Photo: Michael Nivelet/Shuttershock.com


After more than 40 years of use, Praziquantel (PZQ) still remains the drug of choice for the treatment of intestinal and urogenital schistosomiasis. Its anti-parasitic activity resides primarily in the (R)-enantiomer. Hitherto neither the molecular target nor the pharmacokinetic-pharmacodynamic relationship have been fully elucidated. Here we investigated the efficacy and pharmacokinetics of PZQ in the Schistosoma mansoni mouse model to determine the key factors that drive its efficacy. Dose-response studies with racemic PZQ with or without addition of an irreversible pan-cytochrome P450 (CYP) inhibitor, 1-aminobenzotriazole (ABT), were performed.
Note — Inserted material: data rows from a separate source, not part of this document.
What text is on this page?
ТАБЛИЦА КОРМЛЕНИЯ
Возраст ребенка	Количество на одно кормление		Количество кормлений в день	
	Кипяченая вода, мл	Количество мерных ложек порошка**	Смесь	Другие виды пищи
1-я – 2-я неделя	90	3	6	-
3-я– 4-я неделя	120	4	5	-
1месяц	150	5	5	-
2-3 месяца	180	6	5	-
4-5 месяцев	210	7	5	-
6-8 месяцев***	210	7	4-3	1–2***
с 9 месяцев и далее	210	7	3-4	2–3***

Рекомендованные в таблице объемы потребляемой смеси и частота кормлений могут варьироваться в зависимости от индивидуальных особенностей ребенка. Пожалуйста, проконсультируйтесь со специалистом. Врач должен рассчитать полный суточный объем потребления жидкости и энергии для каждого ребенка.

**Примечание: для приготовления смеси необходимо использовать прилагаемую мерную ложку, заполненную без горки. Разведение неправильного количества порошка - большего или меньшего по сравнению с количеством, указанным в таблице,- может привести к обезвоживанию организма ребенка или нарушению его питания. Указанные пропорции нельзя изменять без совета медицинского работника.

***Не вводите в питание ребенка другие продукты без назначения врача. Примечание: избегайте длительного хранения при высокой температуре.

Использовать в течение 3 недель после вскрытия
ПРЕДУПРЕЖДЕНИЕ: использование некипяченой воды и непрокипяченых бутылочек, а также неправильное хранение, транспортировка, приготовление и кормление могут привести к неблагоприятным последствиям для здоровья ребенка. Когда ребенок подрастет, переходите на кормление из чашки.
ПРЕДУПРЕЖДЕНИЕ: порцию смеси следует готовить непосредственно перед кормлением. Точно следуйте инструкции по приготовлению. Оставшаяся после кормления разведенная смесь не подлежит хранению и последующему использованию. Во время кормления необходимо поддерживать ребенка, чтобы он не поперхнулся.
In addition, efficacy of PZQ in the presence of the CYP inducer, dexamethasone (DEX), was determined. Plasma samples were obtained by tail vein bleeding at 4 time points. The (R)-PZQ levels were determined using a LC-MS/MS method. Non-compartmental pharmacokinetic analysis was performed using PKsolver. In addition, experiments using an enhanced in vitro assay were conducted. We found that the use of ABT increased (R)-PZQ plasma exposures in the systemic circulation by ~10 to 20 fold but the latter were not predictive of efficacy. The use of DEX decreased plasma exposures of (R)-PZQ in the systemic circulation by ~10 fold without reducing efficacy. We extrapolated the (R)-PZQ concentrations in mouse portal vein / mesenteric veins from the systemic exposures and found that a free exposure of (R)-PZQ of ~ 20 μM*h in the portal vein was needed to obtain a worm burden reduction >60%. It is suggested that the high (R)-PZQ concentrations available before the hepatic first pass metabolism drive the efficacy against Smansoni adult worms residing in the mesenteric veins. It is then possible that the current dosing regimen of 40 mg/kg in preventive chemotherapy programs may provide suboptimal concentrations in low-weight patients such as children, due to smaller total amounts of drug administered, and may consequently result in lower cure rates.